None of these options would be a silver bullet for dealing with overzealous invocations, of course, and all come with various pitfalls and problems. Their value, however, is that they promote the idea that the section 33 power, because of the immediate and potentially vast consequences that flow from it, should be hemmed in by more robust processes of democratic deliberation than it is at present. We’ve done this with powers of constitutional change; why wouldn’t we do it with powers that are being used, as we speak, to limit the life prospects of our fellow citizens? Shouldn’t we require the use of such powers to be preceded by more expansive and inclusive deliberative processes? And if we’re not willing to do this, what does that unwillingness suggest about our commitment, made explicit in section 1 of the Charter, to a free and democratic society, and to a broader ethic of proportionality as the litmus test for legitimate law?


***


Postscript

The day before this piece was published, Manitoba tabled Bill 50, which would require the Lieutenant Governor to refer proposed notwithstanding invocations to the Manitoba Court of Appeal. This is similar to one of the requirements included in Senator Harder's Bill S-218, and the fact that we now have two such bills under consideration suggests that the strange gap between limited constitutional amendment powers and unlimited notwithstanding powers may be in the process of narrowing.
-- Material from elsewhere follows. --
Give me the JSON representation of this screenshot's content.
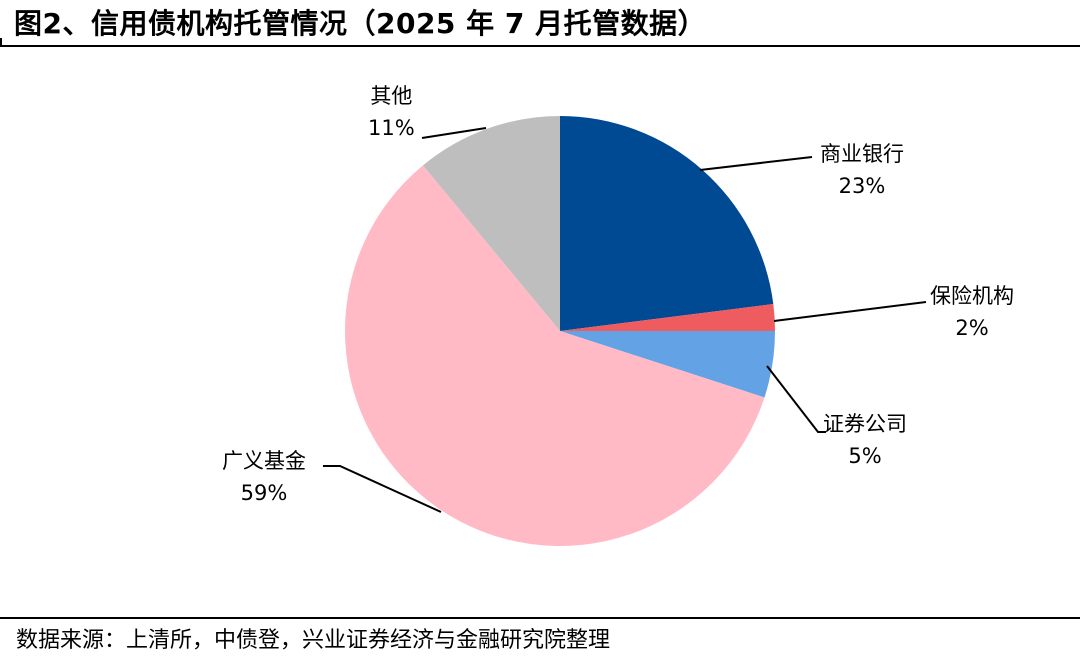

[1] I borrow the term “organ sovereignty” from Andrew Arato, who defines it as the state of affairs that exists when “an individual, a group, an institution, and, in the most democratic versions, an assembly or a single electoral body in a referendum is said to incorporate all of the sovereign powers of what is said to be ‘the people’ on the ideological level”: Andrew Arato, The Adventures of the Constituent Power: Beyond Revolutions? (Cambridge: Cambridge University Press, 2017) at 35. The notwithstanding clause clearly doesn’t vest Parliament or legislatures with “all of the sovereign powers” of the people, but it does vest them with an important slice of sovereign power: namely, the power to declare a legal exception to certain parts of Canadian Charter law. Hence why I describe section 33, above, as involving a “qualified” embrace of organ sovereignty.

[2] On these criticisms, see Richard Albert, “The Difficulty of Constitutional Amendment in Canada” (2015) 53 Alta L Rev 85; Andrew Heard & Tim Swartz, “The Regional Veto Formula and Its Effects on Canada’s Constitutional Amendment Process” (1997) 30:2 Canadian Journal of Political Science 339.

[3] It’s easier to footnote these multiple places, since I can only hyperlink to one of them. See Ian Peach & Richard Mailey, “Changes are needed to limit provincial use of the notwithstanding clause” (25 October 2023), online: Policy Options <https://policyoptions.irpp.org/2023/10/notwithstanding-scrutiny/>; Ian Peach & Richard Mailey, “Weaving Section 33 into the Charter Project: Citizen-Led Oversight as a Potential Way Out of the Legitimacy Conundrum” (2024) 32:3 Const Forum Const 53.

[4] Other requirements include: 1) that the bill originates in the Commons and is introduced by a minister, 2) that the bill is only introduced after a Supreme Court opinion has been rendered on the bill’s Charter compliance (note: it’s expressly contemplated that this could be in the form of a reference opinion), 3) that the bill is accompanied by a Charter statement, and 4) that a motion to read the bill for a third time in the Commons has the support of a two-thirds supermajority.